WASHINGTON, DC – Before being elected to Congress more than four decades ago, Marcy Kaptur of Ohio worked in President Jimmy Carterof the administration as an advisor on domestic policy.
“Time flies very quickly,” Kaptur told Spectrum News in an interview, reflecting on the final days of Carter’s life.
When Carter became the nation’s 39th president 46 years ago, Kaptur’s life changed. After working as a municipal planner in downtown Chicago, she spent three years in Washington advising the administration.
“The president wanted to help poor neighborhoods in the United States. He was totally committed to it. And so I was chosen, I interviewed and I got the job,” Kaptur said.
She calls it a “spiritual experience,” which she marks with a photo hanging in her Toledo office that shows Carter, as president, alongside several Ohio lawmakers and Monsignor Geno Baroni, a priest and social activist became Carter’s deputy secretary for housing and housing. urban development and worked closely with Kaptur on efforts to help forgotten communities.
Although Kaptur isn’t in the photo, Baroni signed it with a message: “Marcy – thank you for making this possible.”
Today, Kaptur is the longest-serving woman in Congress history.
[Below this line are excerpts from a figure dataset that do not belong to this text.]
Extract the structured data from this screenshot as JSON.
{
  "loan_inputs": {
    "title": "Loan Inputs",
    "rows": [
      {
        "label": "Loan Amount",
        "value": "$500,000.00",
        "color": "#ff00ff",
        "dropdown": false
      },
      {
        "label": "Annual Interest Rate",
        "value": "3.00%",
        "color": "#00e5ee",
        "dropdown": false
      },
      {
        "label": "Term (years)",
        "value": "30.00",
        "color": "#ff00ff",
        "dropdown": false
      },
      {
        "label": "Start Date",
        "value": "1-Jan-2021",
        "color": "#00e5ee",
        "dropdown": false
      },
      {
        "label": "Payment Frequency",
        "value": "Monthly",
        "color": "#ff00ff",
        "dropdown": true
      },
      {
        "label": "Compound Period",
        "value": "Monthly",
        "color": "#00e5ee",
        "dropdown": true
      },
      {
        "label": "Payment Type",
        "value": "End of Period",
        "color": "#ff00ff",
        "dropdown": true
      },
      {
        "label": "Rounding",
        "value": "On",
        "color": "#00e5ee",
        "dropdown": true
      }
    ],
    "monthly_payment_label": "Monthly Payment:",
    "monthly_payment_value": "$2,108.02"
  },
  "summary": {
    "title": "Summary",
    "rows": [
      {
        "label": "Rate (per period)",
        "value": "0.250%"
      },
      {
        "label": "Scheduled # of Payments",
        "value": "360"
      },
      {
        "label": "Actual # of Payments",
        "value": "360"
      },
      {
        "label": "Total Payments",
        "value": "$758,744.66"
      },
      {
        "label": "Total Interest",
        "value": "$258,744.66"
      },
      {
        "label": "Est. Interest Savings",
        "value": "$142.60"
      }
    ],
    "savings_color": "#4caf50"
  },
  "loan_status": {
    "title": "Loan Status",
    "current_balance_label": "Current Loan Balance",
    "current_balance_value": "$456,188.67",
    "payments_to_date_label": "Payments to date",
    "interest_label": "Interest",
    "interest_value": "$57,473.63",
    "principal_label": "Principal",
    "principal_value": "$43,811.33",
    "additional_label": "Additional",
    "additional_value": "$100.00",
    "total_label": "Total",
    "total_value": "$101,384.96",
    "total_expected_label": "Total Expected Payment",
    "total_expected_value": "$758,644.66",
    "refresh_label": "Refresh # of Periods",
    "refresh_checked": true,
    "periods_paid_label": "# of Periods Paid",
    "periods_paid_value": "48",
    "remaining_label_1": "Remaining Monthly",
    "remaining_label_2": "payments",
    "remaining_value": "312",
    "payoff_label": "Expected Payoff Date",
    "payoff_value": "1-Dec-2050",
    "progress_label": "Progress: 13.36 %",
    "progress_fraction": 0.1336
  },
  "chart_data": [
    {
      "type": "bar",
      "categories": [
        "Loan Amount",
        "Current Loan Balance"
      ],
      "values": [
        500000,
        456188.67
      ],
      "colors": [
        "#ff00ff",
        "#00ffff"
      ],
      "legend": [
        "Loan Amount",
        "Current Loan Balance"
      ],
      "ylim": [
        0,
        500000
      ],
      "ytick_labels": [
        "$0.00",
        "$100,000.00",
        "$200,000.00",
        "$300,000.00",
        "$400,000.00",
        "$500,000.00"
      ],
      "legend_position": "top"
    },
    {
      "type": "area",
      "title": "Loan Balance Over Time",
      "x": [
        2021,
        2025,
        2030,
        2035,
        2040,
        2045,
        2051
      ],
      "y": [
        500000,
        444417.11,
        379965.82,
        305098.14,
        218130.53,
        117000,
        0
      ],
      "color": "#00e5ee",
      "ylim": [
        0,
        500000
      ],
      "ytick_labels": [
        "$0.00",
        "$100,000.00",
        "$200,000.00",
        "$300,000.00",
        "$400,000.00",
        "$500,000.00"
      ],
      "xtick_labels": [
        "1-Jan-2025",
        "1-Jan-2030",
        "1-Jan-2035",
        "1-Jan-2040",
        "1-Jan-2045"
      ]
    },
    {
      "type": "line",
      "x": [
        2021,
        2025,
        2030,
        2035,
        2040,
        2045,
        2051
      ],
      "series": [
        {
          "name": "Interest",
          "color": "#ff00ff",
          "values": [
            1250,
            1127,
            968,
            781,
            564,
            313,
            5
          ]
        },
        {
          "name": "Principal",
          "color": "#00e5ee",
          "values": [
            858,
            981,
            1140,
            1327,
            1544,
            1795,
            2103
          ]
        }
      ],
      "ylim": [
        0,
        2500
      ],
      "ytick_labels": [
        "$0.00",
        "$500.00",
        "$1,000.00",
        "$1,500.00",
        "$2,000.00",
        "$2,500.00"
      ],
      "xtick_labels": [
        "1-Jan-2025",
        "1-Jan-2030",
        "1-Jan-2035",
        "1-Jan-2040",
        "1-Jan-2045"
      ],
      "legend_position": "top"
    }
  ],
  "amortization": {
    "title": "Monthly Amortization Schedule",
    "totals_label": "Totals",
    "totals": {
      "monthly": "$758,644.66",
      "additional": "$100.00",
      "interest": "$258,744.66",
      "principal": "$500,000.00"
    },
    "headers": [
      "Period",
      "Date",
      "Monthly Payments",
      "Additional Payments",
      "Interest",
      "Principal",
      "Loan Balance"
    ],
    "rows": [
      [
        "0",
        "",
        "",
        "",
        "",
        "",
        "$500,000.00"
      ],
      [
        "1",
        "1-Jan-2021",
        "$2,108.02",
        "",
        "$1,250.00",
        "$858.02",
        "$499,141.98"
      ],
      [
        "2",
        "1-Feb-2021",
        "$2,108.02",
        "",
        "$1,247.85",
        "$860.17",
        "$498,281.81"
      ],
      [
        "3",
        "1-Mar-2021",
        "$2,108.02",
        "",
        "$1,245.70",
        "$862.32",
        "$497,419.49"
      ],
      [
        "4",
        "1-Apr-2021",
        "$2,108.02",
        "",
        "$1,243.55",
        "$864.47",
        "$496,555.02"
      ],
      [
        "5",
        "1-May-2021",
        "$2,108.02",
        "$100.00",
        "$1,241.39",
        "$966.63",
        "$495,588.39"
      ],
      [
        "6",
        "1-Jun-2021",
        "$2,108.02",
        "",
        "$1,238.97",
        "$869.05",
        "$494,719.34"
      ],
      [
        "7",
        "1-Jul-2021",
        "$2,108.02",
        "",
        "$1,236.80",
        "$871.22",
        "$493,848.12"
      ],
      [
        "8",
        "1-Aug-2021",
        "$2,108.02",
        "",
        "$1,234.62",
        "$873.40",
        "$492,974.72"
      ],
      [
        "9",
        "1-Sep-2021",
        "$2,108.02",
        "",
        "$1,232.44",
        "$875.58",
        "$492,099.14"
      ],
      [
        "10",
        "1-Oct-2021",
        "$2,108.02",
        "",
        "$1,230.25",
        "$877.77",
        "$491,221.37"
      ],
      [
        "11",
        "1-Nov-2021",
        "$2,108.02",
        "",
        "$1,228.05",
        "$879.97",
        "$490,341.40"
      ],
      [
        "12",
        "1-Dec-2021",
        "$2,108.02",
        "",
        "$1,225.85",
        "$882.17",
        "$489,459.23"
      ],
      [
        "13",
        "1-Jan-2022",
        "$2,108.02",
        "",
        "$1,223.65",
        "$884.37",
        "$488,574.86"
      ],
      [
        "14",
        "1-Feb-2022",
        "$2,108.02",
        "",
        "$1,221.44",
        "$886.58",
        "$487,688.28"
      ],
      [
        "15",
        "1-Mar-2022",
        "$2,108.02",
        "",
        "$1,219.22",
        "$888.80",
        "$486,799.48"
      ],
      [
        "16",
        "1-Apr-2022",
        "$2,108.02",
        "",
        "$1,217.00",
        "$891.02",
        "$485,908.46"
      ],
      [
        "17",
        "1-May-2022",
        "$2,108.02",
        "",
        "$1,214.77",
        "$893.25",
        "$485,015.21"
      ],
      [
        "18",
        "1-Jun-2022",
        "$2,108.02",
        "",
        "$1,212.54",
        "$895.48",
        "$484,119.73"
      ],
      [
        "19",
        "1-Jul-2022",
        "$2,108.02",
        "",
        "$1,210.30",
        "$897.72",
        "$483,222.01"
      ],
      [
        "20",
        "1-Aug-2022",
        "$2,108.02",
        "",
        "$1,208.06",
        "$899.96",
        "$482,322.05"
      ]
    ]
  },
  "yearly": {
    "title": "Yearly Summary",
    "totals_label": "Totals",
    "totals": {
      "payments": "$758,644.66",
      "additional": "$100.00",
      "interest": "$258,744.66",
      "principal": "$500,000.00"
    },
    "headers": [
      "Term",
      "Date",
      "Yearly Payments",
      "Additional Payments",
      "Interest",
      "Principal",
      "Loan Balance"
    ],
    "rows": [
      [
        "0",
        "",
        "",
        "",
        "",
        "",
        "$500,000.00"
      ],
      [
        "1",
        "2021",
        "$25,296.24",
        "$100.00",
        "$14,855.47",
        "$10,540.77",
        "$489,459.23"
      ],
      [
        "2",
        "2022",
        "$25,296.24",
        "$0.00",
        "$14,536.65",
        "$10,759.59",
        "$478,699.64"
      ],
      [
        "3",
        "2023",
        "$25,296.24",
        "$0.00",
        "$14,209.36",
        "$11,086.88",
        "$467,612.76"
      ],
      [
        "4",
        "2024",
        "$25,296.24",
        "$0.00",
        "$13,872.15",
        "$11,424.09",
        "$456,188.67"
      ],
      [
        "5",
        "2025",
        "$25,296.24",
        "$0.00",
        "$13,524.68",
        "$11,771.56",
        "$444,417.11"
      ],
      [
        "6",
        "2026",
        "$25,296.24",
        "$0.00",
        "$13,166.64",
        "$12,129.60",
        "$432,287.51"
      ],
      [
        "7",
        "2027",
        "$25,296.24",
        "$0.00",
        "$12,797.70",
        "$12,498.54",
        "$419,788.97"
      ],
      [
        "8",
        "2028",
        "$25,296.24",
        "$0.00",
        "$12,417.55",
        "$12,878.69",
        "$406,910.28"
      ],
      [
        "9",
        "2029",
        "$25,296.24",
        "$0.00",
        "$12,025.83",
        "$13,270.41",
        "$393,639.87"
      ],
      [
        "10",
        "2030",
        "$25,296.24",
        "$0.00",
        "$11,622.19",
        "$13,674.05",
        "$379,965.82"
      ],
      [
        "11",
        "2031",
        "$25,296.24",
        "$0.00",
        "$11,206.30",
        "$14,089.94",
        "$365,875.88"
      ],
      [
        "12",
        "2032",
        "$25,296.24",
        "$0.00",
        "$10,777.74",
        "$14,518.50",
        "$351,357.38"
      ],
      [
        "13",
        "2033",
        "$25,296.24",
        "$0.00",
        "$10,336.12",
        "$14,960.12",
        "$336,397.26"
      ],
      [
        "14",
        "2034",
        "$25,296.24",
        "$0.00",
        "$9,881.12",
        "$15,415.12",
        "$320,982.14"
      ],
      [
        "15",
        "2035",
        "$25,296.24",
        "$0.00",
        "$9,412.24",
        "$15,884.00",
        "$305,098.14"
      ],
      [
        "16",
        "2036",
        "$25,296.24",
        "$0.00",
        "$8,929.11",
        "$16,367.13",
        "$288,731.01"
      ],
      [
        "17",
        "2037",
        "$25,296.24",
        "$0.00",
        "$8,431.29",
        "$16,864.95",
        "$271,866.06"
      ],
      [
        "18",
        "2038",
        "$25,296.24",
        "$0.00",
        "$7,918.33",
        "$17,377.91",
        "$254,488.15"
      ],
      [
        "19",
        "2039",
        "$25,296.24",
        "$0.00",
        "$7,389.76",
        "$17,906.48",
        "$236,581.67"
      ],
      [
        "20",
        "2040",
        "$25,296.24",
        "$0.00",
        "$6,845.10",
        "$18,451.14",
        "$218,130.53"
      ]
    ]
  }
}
She won her first election in 1982 and credits Carter with inspiring her to pursue a political career.
“It was crucial. It was crucial,” Kaptur said. “It was a door that opened and transformed my own life.”
She said Carter remained true to his roots in rural Georgia, even as he faced the international challenges that dogged his presidency.
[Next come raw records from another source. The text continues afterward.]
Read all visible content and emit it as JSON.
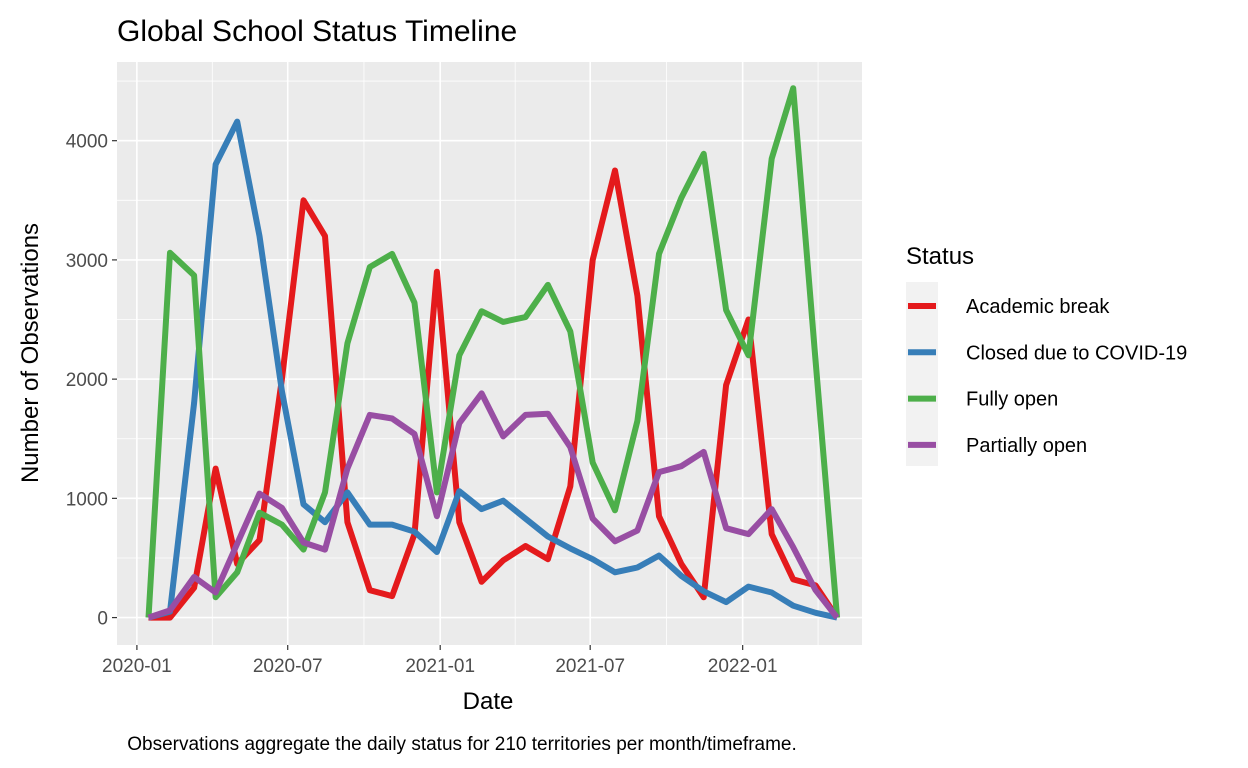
{
  "chart_data": {
    "type": "line",
    "title": "Global School Status Timeline",
    "xlabel": "Date",
    "ylabel": "Number of Observations",
    "caption": "Observations aggregate the daily status for 210 territories per month/timeframe.",
    "legend": {
      "title": "Status",
      "placement": "right"
    },
    "grid": true,
    "xlim": [
      "2019-12-08",
      "2022-05-25"
    ],
    "ylim": [
      -230,
      4660
    ],
    "x_ticks": [
      {
        "date": "2020-01-01",
        "label": "2020-01"
      },
      {
        "date": "2020-07-01",
        "label": "2020-07"
      },
      {
        "date": "2021-01-01",
        "label": "2021-01"
      },
      {
        "date": "2021-07-01",
        "label": "2021-07"
      },
      {
        "date": "2022-01-01",
        "label": "2022-01"
      }
    ],
    "y_ticks": [
      0,
      1000,
      2000,
      3000,
      4000
    ],
    "x": [
      "2020-01-15",
      "2020-02-10",
      "2020-03-10",
      "2020-04-05",
      "2020-05-01",
      "2020-05-28",
      "2020-06-24",
      "2020-07-20",
      "2020-08-15",
      "2020-09-11",
      "2020-10-08",
      "2020-11-04",
      "2020-12-01",
      "2020-12-28",
      "2021-01-24",
      "2021-02-20",
      "2021-03-18",
      "2021-04-14",
      "2021-05-11",
      "2021-06-07",
      "2021-07-04",
      "2021-07-31",
      "2021-08-27",
      "2021-09-22",
      "2021-10-19",
      "2021-11-15",
      "2021-12-12",
      "2022-01-08",
      "2022-02-05",
      "2022-03-03",
      "2022-03-30",
      "2022-04-25"
    ],
    "series": [
      {
        "name": "Academic break",
        "color": "#E41A1C",
        "values": [
          0,
          0,
          250,
          1250,
          450,
          650,
          2000,
          3500,
          3200,
          800,
          230,
          180,
          700,
          2900,
          800,
          300,
          480,
          600,
          490,
          1100,
          3000,
          3750,
          2700,
          850,
          450,
          170,
          1950,
          2500,
          700,
          320,
          270,
          0
        ]
      },
      {
        "name": "Closed due to COVID-19",
        "color": "#377EB8",
        "values": [
          0,
          50,
          1800,
          3800,
          4160,
          3200,
          1900,
          950,
          800,
          1050,
          780,
          780,
          720,
          550,
          1060,
          910,
          980,
          830,
          680,
          580,
          490,
          380,
          420,
          520,
          350,
          220,
          130,
          260,
          210,
          100,
          40,
          0
        ]
      },
      {
        "name": "Fully open",
        "color": "#4DAF4A",
        "values": [
          0,
          3060,
          2870,
          170,
          380,
          880,
          780,
          570,
          1050,
          2300,
          2940,
          3050,
          2640,
          1050,
          2200,
          2570,
          2480,
          2520,
          2790,
          2400,
          1300,
          900,
          1650,
          3050,
          3520,
          3890,
          2580,
          2200,
          3850,
          4440,
          2150,
          0
        ]
      },
      {
        "name": "Partially open",
        "color": "#984EA3",
        "values": [
          0,
          60,
          340,
          210,
          620,
          1040,
          920,
          630,
          570,
          1250,
          1700,
          1670,
          1540,
          850,
          1630,
          1880,
          1520,
          1700,
          1710,
          1430,
          830,
          640,
          730,
          1220,
          1270,
          1390,
          750,
          700,
          910,
          590,
          230,
          0
        ]
      }
    ]
  }
}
Kaptur also praises Carter for creating the Department of Energy, an agency she knows well as the top Democrat on the House committee that funds it.
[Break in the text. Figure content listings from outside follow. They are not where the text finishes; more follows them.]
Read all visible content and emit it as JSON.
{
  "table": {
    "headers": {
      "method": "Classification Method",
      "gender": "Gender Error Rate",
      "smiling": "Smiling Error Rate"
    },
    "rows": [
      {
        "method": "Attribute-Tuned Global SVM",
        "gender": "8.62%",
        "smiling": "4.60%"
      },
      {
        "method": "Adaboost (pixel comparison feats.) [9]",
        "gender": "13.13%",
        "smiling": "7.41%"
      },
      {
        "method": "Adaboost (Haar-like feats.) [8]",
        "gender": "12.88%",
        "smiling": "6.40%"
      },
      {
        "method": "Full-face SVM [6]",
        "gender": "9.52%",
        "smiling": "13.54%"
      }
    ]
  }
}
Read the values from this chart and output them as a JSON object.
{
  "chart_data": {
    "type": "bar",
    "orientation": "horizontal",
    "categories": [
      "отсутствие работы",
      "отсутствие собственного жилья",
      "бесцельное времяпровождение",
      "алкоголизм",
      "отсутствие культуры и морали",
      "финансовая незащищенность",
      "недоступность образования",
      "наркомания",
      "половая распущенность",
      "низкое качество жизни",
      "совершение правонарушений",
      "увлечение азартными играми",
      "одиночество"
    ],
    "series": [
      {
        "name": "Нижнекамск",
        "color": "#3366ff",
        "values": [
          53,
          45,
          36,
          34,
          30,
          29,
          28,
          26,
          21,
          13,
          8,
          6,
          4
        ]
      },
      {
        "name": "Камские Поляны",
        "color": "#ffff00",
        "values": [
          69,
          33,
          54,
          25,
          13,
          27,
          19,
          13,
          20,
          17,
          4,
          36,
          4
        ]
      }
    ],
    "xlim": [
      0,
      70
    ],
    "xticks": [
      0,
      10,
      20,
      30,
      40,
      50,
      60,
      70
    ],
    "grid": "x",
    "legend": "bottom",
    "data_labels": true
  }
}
She said she had a vivid memory of attending a meeting at the White House between Carter and Admiral Hyman Rickover, who oversaw the Navy’s nuclear reactors.
“President Carter was a very intelligent engineer,” Kaptur said. “And he was a red, white and blue patriot. He was so patriotic, but he didn’t wear it on his sleeve like some of these people who beat their chest all the time. It was the way he lived that showed who he was.
Kaptur said Carter’s decision to devote his long post-presidential period to humanitarian work largely at home and abroad was, in his words, “persistent” and “noble.”
“I can say a few times in my life that we had a president that I could really respect,” Kaptur, 76, said. “And whether he was in office or after his term, he was a very productive American citizen.”